Dengan demikian suatu putusan dianggap benar apabila mendapat penyaksian
(pembenaran) oleh putusan-putusan lainnya yang terdahulu yang sudah
diketahui,diterima dan diakui benarnya. Karena sifatnya demikian, teori ini
mengenal tingkat-tingkat kebenaran. Disini derajar koherensi merupakan ukuran
bagi derajat kebenaran. Misal, Semua manusia membutuhkan air, saya adalah
seorang manusia, Jadi, saya membutuhkan air. Suatu proposisi itu cenderung
benar jika proposisi itu coherent (saling berhubungan) dengan
proposisi-proposisi lain yang benar, atau jika arti yang dikandung oleh
proposisi coherent dengan pengalaman kita. Karenanya, teori ini lebih sering
disebut dengan istilah subjektivisme. Pemegang teori ini, atau kaum idealism
berpegang, kebenaran itu tergantung pada orang yang menentukan sendiri
kebenaran pengetahuannya tanpa memandang keadaan real peristiwa-peristiwa.

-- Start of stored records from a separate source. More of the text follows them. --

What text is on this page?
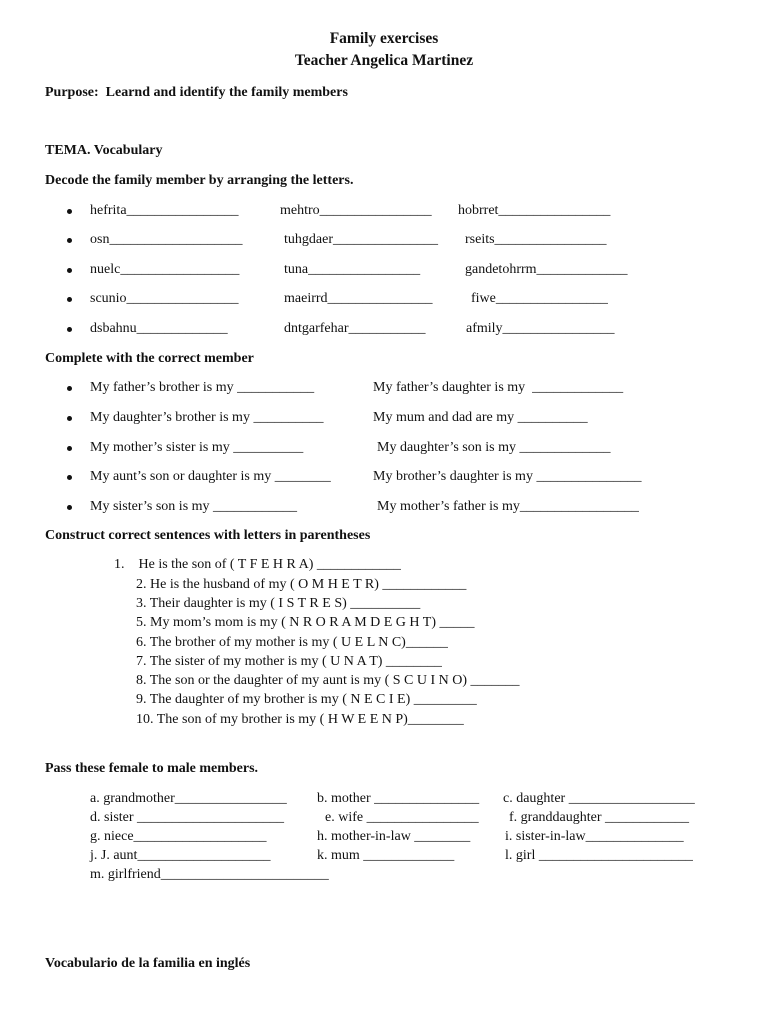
Family exercises
Teacher Angelica Martinez
Purpose:  Learnd and identify the family members
TEMA. Vocabulary
Decode the family member by arranging the letters.
hefrita________________	mehtro________________ hobrret________________
osn___________________	tuhgdaer_______________ rseits________________
nuelc_________________	tuna________________	gandetohrrm_____________
scunio________________	maeirrd_______________	fiwe________________
dsbahnu_____________	dntgarfehar___________	afmily________________
Complete with the correct member
My father’s brother is my ___________	My father’s daughter is my  _____________
My daughter’s brother is my __________	My mum and dad are my __________
My mother’s sister is my __________	My daughter’s son is my _____________
My aunt’s son or daughter is my ________	My brother’s daughter is my _______________
My sister’s son is my ____________	My mother’s father is my_________________
Construct correct sentences with letters in parentheses
1.    He is the son of ( T F E H R A) ____________
2. He is the husband of my ( O M H E T R) ____________
3. Their daughter is my ( I S T R E S) __________
5. My mom’s mom is my ( N R O R A M D E G H T) _____
6. The brother of my mother is my ( U E L N C)______
7. The sister of my mother is my ( U N A T) ________
8. The son or the daughter of my aunt is my ( S C U I N O) _______
9. The daughter of my brother is my ( N E C I E) _________
10. The son of my brother is my ( H W E E N P)________
Pass these female to male members.
a. grandmother________________ b. mother _______________ c. daughter __________________
d. sister _____________________	e. wife ________________ f. granddaughter ____________
g. niece___________________	h. mother-in-law ________ i. sister-in-law______________
j. J. aunt___________________	k. mum _____________	l. girl ______________________
m. girlfriend________________________
Vocabulario de la familia en inglés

Manusia adalah ukuran segala-galanya, dengan cara demikianlah interpretasi
tentang kebenaran telah dirumuskan kaum idealisme. Kalau ditimbang dan
dibandingkan dengan teori korespondensi, teori koherensi, pada kenyataannya
kurang diterima secara luas dibandingkan teori pertama tadi. Teori ini punya
banyak kelemahan dan mulai ditinggalkan. Misalnya, astrologi mempunyai sistem
yang sangat koheren, tetapi kita tidak menganggap astrologi benar. Kebenaran
tidak hanya terbentuk oleh hubungan antara fakta atau realitas saja, tetapi
juga hubungan antara pernyataan-pernyataan itu sendiri. Dengan kata lain, suatu
pernyataan adalah benar apabila konsisten dengan pernyataan-pernyataan yang
terlebih dahulu kita terima dan kita ketahui kebenarannya.
3.
Teori
Pragmatisme (The pramagtic theory of truth.)
Pramagtisme
berasal dari bahawa Yunan pragmai, artinya yang dikerjakan, yang dilakukan,
perbuatan, tindakan, sebutan bagi filsafat yang dikembangkan oleh William James
di Amerika Serikat. Teori kebenaran pragmatis adalah teori yang berpandangan
bahwa arti dari ide dibatasi oleh referensi pada konsekuensi ilmiah, personal
atau sosial. Benar tidaknya suatu dalil atau teori tergantung kepada berfaedah
tidaknya dalil atau teori tersebut bagi manusia untuk kehidupannya. Kebenaran
suatu pernyataan harus bersifat fungsional dalam kehidupan praktis. Pragmatism
merupakan aliran filsafat yang lahir di Amerika serikat akhir abad ke-19, yang
menekankan pentingnya akal budi (rasio) sebagai sarana pemecahan masalah
(problem solving) dalam kehidupan manusia baik masalah yang bersifat teoritis
maupun praktis. Misal teori pragmatisme dalam dunia pendidikan, di UIN Syarif
Hiyatullah Jakarta, prinsip kepraktisan (practicality) dalam memperoleh
pekerjaan telah mempengaruhi jumlah mahasiswa baru pada masing-masing Jurusan.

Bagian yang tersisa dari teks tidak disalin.